February 11, 2006

Question about Living with Bipolarism.

Recently, I had somebody contact me with some questions about Bipolarism. Janell is a mental health provider and was looking to learn a bit more about bipolarism than what could be learned by observing people in an institution. Here's an abbreviated version of the response that I sent to Janell:

Janell,

Thank you very much for your questions. You seemed to have put a lot of thought into them. I especially appreciate that you asked me for my specific observations instead of asking me to generalize all people with bipolar disorder by describing what my wife does.

The idea that all bipolar people are the same is a horrible stigma. We must always be careful not to promote that kind of thinking. Every person is unique and special. That doesn't change just because they are hurt or sick.

I hope you find these answers illuminating.

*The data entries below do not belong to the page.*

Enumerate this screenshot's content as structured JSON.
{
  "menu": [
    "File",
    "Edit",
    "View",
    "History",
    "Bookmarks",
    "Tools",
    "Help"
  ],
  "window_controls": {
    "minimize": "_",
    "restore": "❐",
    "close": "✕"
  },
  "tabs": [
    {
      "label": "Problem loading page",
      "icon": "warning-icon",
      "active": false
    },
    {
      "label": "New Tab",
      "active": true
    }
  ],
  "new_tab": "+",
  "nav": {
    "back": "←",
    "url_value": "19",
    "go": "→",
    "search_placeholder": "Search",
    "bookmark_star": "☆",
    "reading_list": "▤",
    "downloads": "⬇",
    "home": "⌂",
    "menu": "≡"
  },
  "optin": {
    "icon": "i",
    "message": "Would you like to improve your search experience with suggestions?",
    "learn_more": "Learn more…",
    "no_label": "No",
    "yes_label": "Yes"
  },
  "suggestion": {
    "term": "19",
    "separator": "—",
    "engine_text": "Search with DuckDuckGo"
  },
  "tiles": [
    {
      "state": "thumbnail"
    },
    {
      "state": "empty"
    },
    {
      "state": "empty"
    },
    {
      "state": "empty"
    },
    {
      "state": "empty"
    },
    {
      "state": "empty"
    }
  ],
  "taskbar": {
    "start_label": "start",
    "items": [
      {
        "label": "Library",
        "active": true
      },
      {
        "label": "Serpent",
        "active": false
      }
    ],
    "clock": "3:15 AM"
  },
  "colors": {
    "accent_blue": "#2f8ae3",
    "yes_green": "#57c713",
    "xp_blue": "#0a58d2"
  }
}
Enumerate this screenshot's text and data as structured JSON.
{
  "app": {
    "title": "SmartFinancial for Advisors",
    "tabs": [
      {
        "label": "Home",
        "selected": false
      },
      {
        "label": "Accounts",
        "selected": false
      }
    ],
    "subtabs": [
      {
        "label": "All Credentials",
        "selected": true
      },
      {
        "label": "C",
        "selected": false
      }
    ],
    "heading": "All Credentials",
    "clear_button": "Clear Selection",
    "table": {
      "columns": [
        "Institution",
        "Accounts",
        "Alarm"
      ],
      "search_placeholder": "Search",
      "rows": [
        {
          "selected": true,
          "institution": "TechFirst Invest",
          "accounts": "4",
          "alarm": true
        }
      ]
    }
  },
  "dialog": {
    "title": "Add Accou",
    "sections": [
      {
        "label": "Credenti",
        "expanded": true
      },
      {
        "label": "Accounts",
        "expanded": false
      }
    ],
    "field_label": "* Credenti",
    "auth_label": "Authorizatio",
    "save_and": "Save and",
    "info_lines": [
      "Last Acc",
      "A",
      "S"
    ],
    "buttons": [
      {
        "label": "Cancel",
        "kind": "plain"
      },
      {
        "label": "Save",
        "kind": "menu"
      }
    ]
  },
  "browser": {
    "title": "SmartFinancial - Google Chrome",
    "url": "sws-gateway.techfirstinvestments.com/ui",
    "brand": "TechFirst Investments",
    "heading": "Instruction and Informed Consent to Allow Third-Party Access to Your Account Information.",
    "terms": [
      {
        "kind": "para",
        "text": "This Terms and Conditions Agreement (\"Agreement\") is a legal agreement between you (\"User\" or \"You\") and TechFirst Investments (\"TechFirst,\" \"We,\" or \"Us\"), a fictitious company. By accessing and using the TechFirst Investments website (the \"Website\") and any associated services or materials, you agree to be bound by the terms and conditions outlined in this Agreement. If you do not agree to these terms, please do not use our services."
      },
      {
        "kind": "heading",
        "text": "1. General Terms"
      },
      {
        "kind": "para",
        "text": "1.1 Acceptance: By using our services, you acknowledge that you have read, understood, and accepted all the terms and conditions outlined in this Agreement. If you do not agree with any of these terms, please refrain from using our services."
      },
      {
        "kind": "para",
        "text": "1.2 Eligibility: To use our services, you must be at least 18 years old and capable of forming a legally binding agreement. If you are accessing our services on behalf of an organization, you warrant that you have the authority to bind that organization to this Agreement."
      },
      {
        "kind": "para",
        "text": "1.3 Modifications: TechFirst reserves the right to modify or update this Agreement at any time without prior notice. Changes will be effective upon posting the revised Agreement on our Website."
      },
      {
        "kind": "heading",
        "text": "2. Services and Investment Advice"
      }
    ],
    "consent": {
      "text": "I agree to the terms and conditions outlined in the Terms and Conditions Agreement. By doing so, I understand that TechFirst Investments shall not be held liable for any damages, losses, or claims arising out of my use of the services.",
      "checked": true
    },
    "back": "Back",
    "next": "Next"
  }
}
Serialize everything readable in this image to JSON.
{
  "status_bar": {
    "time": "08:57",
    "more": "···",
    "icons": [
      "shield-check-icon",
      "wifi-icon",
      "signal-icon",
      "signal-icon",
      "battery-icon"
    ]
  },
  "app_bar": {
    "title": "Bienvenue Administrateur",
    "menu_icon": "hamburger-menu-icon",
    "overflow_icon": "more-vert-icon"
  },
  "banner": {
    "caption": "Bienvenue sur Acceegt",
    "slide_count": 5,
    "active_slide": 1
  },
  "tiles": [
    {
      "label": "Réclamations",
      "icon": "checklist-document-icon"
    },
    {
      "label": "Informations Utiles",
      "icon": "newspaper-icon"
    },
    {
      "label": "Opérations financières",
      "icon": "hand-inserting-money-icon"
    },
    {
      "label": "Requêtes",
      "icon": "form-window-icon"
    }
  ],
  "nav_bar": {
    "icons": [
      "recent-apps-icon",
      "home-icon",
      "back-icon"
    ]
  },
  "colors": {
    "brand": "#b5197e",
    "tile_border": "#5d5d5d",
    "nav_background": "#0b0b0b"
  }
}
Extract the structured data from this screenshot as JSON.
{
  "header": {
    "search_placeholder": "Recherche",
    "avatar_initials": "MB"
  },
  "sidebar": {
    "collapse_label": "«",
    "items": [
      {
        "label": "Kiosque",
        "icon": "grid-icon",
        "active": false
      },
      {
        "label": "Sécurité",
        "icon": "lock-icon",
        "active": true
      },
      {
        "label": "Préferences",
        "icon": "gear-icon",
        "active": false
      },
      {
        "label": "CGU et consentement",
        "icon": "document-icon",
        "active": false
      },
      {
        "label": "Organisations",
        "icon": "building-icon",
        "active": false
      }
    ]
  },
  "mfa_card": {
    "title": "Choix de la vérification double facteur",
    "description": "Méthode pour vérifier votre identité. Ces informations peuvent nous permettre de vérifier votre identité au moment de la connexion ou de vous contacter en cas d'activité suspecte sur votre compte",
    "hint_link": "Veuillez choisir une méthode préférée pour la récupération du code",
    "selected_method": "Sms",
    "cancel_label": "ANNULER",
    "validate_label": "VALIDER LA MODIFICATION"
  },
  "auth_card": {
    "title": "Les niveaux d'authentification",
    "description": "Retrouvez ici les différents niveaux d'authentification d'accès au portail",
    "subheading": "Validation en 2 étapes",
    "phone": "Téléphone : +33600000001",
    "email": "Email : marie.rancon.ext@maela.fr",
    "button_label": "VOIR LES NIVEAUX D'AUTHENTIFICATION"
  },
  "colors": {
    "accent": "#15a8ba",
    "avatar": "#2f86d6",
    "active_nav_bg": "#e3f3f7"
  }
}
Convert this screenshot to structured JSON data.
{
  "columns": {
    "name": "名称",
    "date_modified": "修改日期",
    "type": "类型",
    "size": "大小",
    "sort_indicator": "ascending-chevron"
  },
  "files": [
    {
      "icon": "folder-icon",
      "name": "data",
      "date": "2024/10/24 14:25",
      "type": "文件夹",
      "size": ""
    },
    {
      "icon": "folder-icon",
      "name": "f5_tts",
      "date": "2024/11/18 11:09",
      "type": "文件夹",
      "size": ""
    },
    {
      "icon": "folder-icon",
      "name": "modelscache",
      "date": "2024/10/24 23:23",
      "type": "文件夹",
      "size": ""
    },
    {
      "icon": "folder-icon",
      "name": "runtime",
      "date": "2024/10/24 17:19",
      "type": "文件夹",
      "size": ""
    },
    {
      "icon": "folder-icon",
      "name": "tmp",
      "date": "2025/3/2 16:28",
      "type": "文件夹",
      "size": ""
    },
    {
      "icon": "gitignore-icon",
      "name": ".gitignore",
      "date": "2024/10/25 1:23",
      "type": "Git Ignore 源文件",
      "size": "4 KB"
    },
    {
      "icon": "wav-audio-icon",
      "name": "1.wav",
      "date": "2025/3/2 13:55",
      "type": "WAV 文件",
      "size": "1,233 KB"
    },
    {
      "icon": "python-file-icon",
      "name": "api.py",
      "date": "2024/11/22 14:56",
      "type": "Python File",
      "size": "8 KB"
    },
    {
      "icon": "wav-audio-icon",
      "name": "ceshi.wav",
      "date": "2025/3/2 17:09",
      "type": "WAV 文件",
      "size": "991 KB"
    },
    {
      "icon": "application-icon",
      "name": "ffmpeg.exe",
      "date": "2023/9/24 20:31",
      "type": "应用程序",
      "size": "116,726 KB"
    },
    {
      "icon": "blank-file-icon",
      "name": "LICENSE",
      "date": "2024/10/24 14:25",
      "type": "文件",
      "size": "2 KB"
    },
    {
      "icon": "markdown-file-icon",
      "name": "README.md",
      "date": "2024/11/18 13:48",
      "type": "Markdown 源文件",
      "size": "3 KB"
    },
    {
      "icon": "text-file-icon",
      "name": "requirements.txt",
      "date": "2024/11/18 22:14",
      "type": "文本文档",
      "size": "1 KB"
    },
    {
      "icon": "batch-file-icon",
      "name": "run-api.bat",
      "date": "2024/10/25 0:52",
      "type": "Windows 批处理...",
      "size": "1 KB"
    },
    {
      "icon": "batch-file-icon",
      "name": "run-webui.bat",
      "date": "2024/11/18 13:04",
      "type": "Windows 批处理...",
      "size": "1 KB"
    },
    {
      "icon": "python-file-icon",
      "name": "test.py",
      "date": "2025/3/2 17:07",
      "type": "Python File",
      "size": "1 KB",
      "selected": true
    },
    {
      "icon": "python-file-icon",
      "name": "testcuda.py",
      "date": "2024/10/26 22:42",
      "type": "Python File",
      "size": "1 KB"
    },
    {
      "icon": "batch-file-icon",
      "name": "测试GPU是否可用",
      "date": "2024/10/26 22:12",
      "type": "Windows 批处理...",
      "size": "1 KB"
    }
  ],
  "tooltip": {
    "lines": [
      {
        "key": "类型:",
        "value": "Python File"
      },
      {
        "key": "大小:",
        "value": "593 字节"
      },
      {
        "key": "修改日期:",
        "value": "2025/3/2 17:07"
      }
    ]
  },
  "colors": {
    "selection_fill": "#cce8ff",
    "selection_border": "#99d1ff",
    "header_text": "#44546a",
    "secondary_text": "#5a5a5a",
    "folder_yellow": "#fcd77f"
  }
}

If you have any other questions, please feel free to send them along.

-Dan

"Why did you choose to live a life of what seemed to be so disappointing, abandoned and isolated?"

When I made my decision to be with my wife, it didn't seem to me to be any of those things. My wife was bipolar when I met her, but we didn't know it.

You have to understand, that my wife spends her every day searching for that special something that's going to make her happy for the rest of her life. The problem is that shortly after she gets whatever she's after,
she realizes that's not what she was looking for and moves on to something new.

Well, while we were dating, I believe that she thought I was it. I was the thing that was going to make her happy forever. So, she never let me see that dark unhappiness that lives inside of her. And whenever it did surface, I believed it was because of a tough life that she had lived. I thought somehow, if I could get her out of the environment she was in, she'd be even more happy. I didn't understand the true cause of the conflict inside her.

"What was your goal in the beginning of your relationship?"

Well.. I suppose the same goals as any other couple starting out. I was going to finish school, get a good job, live the American dream. That sort of thing. As I said, I was not aware of my wife's bipolarism at all.

"What is the hardest part about living with your wife's disorder?"

I suppose the hardest thing is just knowing that there are so many precious moments that we could be having that have just been robbed from us. So much time wasted over things that really don't matter. So many days where we could be growing closer, but instead we grow further apart. I am angry at her disease for the beautiful moments in life that it continues to steal from both of us. I am also angry at the disease for the childhood my daughter deserves but can't have.

I love my wife. And I know she loves me, except for that barrier inside her that won't allow her to love, or even be happy.

"I had a bestfriend who swore she was not bipolar. She had every sign possible. One day she snapped and was put on a 3 day hold at an acute psychiatric facility. She, at the time, seemed so "sane". What do you believe keeps your wife from being institutionalized?"

What I'm about to say is neither expert advice, nor is it first-hand experience. The best that can be said for it is that it's a theory that seems to fit what I've seen:

Saying that every bipolar person needs to be locked down is like saying that every drunk is going to get behind the wheel and kill a family of four. Some drunks are violent, and some make poor decisions (like driving). On the other hand, some fall asleep, and others just giggle a lot. I'm not trying to say that some drunks are safe or that drinking is ok, I'm just trying to point out that people have many different ways to cope with stimuli.

Bipolarism is a painful disease. It puts an enormous burden on a person. It even pushes their moods in a direction they don't want them to go sometimes. But bipolarism doesn't force people to think specific thoughts. It doesn't force people to say "I'm going to go be a danger to myself or others today".

I think those kinds of decisions are made at an entirely different level of
consciousness. I think the brain is saying to itself "I give up. I hurt and I can't make the hurt go away. I've run out of things to try. Something has to give, now!" I do not think bipolarism alone controls how a person reacts to that.